Now, Paxton is seeking to get a temporary injunction to force the NCAA to “immediately begin screening the sex of student athletes . . . and prohibiting all males (as defined by President Trump’s EO) from participating in ‘women’s’ sports categories.”

A spokesperson from the Texas attorney general’s office pointed Campus Reform to press releases announcing the initial lawsuit and the new filing. In the latter press release, Paxton said: “The NCAA’s sleight of hand is designed to intentionally deceive consumers into believing that biological men are no longer allowed to participate in women’s sports. Far from aligning with President Trump’s executive order or basic reality, the NCAA’s new policy treats sex as a changeable characteristic determined by a birth certificate instead of biology. I am asking the court to enjoin the NCAA from continuing these deceptive schemes and protect women’s sports.”
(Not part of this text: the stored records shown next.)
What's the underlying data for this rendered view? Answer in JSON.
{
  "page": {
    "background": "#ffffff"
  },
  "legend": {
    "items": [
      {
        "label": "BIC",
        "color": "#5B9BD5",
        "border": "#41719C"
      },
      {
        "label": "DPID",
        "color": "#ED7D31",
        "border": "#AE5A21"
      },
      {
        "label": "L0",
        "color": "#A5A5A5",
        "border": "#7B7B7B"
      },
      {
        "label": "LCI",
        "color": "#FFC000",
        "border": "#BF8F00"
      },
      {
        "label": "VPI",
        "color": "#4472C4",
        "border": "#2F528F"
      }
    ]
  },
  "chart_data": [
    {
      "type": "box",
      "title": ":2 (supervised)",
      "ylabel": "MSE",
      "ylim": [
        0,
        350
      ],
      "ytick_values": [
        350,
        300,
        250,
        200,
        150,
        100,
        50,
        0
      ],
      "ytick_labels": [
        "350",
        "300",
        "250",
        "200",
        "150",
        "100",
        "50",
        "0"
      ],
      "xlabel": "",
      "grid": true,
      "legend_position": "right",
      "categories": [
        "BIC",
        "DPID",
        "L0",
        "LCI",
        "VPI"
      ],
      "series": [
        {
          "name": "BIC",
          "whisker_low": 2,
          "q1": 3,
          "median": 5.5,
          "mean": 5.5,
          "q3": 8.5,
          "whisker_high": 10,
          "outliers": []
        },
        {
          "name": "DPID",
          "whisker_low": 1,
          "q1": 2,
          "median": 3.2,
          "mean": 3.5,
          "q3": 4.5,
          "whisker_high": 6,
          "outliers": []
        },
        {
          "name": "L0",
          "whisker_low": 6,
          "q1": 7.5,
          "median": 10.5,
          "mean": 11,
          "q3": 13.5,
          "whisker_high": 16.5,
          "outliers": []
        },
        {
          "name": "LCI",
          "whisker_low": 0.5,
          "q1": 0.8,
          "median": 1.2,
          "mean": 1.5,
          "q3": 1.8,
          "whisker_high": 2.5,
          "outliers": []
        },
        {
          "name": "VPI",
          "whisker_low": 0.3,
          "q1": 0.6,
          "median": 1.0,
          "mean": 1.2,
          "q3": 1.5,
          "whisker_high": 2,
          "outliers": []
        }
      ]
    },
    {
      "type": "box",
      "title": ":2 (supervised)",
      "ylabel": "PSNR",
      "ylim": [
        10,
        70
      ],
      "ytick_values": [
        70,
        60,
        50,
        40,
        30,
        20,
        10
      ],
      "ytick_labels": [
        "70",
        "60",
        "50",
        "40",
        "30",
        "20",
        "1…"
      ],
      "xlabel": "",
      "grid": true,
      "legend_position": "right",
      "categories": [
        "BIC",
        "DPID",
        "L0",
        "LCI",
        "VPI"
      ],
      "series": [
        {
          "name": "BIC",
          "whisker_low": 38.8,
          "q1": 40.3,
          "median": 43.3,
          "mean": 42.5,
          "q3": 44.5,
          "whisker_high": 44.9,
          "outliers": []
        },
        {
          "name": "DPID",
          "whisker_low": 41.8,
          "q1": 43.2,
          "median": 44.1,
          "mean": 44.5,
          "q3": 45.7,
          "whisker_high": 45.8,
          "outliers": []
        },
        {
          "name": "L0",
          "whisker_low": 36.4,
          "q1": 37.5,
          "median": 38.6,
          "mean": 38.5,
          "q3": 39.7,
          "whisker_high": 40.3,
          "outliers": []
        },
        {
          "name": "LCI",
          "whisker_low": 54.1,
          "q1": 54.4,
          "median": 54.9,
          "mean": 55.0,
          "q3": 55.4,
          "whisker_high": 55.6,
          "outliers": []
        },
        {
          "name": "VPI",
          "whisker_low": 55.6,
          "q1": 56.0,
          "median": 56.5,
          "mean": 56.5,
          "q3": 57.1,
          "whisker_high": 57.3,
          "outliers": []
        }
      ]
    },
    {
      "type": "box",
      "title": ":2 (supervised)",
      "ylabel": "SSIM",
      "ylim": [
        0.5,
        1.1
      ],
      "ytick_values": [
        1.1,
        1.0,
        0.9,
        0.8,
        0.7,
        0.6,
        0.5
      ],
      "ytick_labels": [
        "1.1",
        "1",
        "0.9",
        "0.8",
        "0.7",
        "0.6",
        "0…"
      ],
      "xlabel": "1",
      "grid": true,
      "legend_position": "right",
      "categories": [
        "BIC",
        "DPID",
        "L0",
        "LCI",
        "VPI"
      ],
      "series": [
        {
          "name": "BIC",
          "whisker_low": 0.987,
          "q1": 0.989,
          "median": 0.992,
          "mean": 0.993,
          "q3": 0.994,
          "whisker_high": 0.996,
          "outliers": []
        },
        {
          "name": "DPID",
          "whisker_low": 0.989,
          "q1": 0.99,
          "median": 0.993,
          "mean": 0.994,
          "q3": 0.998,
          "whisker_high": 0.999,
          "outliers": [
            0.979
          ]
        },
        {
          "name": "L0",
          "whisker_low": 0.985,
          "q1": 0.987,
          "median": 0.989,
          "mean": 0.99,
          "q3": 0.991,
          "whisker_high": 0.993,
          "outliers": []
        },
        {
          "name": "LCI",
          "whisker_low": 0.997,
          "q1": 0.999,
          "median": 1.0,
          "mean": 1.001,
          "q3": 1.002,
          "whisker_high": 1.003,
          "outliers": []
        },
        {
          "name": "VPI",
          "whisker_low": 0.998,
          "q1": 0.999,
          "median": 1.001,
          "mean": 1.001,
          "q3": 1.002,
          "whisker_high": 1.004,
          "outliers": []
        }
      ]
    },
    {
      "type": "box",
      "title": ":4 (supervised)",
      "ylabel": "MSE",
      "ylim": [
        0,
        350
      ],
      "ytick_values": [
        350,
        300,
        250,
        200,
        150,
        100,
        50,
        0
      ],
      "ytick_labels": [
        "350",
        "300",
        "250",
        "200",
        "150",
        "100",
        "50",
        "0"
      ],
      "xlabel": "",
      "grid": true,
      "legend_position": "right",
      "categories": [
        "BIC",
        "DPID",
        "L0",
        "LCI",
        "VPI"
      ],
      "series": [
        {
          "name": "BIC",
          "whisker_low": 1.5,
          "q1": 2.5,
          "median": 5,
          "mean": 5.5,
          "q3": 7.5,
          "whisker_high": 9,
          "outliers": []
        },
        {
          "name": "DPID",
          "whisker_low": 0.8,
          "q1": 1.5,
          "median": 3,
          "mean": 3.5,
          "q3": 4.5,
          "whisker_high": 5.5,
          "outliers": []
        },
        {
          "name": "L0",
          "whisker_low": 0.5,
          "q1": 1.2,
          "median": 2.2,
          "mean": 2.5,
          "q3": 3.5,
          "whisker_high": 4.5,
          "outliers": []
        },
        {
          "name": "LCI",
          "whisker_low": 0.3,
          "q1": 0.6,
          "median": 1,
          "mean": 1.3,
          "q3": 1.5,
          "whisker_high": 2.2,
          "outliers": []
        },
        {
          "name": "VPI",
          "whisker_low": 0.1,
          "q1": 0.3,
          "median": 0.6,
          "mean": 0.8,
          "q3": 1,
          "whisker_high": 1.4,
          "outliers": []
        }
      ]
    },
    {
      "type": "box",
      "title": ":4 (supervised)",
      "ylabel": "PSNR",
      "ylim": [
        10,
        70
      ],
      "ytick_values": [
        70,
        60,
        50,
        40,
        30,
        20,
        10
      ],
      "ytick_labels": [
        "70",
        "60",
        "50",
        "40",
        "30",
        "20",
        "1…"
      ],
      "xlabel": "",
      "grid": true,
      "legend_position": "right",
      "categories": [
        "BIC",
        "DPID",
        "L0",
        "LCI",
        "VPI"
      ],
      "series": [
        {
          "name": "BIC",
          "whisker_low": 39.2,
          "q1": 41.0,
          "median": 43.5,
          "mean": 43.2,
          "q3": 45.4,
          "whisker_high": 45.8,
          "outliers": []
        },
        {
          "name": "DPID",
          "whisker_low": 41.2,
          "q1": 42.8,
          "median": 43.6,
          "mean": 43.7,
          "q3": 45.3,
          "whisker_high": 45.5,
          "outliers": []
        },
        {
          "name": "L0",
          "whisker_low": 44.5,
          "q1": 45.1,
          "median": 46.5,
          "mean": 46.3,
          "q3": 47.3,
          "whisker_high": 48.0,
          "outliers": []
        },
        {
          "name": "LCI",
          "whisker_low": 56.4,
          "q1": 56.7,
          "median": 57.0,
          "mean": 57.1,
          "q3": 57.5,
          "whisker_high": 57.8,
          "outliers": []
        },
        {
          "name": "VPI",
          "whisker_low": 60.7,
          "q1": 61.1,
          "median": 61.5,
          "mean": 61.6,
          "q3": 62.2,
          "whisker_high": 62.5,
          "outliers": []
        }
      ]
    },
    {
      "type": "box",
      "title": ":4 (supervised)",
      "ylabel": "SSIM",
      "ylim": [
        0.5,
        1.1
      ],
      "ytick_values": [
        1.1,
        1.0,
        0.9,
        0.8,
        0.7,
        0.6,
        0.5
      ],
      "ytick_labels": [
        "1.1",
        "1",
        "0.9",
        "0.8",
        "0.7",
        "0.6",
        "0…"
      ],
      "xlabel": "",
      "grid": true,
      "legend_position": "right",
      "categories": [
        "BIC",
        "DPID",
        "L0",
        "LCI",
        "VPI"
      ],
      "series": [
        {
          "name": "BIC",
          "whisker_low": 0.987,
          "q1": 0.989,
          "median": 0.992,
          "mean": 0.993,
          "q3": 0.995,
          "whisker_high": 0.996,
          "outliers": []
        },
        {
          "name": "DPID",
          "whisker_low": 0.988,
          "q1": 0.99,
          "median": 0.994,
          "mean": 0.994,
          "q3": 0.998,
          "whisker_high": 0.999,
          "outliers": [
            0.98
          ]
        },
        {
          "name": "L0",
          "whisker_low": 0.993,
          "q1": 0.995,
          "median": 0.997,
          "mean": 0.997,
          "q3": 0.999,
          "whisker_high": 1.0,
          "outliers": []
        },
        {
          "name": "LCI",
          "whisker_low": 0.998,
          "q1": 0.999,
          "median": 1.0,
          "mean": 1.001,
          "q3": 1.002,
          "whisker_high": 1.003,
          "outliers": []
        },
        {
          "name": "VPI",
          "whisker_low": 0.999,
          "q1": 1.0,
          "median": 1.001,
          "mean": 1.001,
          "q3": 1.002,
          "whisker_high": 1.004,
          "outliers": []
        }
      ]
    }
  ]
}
Female swimmers who formerly competed for the University of Pennsylvania’s women’s team also recently filed a lawsuit targeting the NCAA, among other institutions, over the organization’s decision to allow male swimmer Lia Thomas to participate in the 2021-2022 season. 

The women athletes are seeking “damages for pain and suffering, mental and emotional distress, suffering and anxiety, expenses costs and other damages against the NCAA, Ivy League, Harvard, and UPenn due to their wrongful conduct.”

Campus Reform has reached out to Attorney General Ken Paxton for comment. This article will be updated accordingly.